Jean Maxence Berrou

Personal information
- Nationality: France
- Born: 5 September 1985 (age 40) Quimper, Finistère, France
- Height: 1.73 m (5 ft 8 in)
- Weight: 70 kg (154 lb)

Sport
- Sport: Modern pentathlon
- Club: Lagardère Paris Racing
- Coached by: Jean-Pierre Guyomarch

= Jean Maxence Berrou =

French modern pentathlete (born 1985)

Jean Maxence Berrou (born 5 September 1985 in Quimper, Finistère) is a French modern pentathlete. He is also a two-time champion at World Cup circuits, two-time silver medalist at the European Junior Championships, and is currently ranked no. 26 in the world by the Union Internationale de Pentathlon Moderne (UIPM).

Berrou qualified for the 2008 Summer Olympics in Beijing, where he competed in the men's modern pentathlon, along with his teammate John Zakrzewski. During the competition, Berrou struggled in the early segments, with poor scores in pistol shooting and a one-touch épée fencing, but he was managed to improve his performance in the final rounds, including his thirteenth-place finish for the show jumping. Berrou's best result in the last round was insufficiently enough to reach the top position, finishing only in twenty-third place with a score of 5,172 points.

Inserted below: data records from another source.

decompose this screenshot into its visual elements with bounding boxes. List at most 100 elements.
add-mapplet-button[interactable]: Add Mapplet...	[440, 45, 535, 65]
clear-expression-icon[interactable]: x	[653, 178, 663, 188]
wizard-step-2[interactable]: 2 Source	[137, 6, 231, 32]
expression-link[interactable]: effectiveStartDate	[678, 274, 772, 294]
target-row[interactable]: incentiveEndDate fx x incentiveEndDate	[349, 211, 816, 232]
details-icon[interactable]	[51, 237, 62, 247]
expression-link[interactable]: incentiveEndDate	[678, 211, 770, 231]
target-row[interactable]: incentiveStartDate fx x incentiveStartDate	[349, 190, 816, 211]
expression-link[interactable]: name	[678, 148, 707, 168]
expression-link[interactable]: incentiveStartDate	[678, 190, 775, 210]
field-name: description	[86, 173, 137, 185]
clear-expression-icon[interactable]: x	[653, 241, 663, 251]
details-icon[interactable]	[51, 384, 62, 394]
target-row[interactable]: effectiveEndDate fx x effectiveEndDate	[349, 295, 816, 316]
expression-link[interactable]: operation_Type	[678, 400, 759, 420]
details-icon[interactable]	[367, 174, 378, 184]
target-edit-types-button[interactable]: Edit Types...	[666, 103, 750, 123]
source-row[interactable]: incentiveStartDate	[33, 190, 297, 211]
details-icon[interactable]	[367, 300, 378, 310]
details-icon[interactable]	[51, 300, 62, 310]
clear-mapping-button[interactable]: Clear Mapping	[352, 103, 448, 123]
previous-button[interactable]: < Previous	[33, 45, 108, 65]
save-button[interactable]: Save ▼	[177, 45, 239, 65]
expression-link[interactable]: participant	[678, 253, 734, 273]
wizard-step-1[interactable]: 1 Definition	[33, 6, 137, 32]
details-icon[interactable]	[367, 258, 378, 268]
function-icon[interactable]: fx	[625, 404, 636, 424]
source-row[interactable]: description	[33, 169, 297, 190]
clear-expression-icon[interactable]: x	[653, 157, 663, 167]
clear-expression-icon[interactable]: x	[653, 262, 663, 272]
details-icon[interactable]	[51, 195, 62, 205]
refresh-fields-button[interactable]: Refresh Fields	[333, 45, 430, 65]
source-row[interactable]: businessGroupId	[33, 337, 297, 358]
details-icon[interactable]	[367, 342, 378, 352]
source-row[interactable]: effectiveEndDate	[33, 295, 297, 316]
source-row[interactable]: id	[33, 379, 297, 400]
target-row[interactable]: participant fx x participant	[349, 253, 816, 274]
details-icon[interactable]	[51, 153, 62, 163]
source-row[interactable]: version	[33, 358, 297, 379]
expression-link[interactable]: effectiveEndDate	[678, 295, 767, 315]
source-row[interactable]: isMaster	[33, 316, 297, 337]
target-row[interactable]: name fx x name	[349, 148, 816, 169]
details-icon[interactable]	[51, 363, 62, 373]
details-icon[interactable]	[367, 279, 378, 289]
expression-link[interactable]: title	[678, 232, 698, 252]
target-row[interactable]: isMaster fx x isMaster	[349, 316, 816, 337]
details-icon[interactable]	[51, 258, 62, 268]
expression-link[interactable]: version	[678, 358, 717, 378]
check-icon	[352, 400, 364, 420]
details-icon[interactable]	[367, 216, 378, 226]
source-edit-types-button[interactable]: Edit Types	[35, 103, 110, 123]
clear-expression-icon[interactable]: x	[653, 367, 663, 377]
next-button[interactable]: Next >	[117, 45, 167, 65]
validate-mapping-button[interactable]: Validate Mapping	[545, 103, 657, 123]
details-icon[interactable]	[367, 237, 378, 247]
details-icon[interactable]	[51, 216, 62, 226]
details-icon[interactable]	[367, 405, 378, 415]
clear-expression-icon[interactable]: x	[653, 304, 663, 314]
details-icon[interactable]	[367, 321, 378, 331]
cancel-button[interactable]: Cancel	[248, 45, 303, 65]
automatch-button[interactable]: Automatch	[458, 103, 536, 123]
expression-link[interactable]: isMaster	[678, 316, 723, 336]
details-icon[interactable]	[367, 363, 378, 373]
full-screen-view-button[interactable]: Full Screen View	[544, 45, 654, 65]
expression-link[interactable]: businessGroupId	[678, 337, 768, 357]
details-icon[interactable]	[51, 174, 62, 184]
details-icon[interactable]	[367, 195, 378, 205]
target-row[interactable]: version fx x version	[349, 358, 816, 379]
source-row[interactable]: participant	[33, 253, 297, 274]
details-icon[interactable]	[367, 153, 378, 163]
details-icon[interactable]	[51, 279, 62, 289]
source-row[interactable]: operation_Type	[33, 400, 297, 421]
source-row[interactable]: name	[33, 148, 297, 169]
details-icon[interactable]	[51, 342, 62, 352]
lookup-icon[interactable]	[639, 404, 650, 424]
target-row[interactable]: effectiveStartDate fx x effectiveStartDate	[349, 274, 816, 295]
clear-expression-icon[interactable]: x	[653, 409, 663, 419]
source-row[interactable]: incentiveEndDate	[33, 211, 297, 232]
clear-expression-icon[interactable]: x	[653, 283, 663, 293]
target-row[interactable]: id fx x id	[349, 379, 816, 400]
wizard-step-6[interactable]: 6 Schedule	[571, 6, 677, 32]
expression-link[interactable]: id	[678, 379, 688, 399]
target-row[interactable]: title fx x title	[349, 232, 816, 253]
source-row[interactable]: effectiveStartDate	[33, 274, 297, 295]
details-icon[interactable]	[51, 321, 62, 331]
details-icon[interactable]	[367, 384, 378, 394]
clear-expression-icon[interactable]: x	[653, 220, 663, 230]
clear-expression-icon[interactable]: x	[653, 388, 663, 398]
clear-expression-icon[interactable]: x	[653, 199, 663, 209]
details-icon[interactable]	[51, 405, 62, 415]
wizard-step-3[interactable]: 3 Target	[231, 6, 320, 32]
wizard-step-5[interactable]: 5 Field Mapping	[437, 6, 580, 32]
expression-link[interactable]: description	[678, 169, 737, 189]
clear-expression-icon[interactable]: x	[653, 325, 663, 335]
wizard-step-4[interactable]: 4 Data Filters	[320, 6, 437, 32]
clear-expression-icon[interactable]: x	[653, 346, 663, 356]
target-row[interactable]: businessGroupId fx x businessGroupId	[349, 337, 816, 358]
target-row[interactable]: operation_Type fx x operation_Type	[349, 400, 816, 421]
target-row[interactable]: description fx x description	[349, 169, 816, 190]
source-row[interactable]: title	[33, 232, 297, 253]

Berrou also sought to compete for his second Olympic games in London. After the Polish team withdrew their athlete Lukasz Klekot because of a doping issue, Berrou had been initially told by UIPM to take the final spot for the men's event. Few days before the Olympics, the UIPM had changed its opinion, and informed that the vacant position should be attributed to Ireland's Arthur Lanigan O'Keeffe. The Court of Arbitration for Sport (CAS), on the other hand, rejected Berrou's appeal against the federation's selection procedure.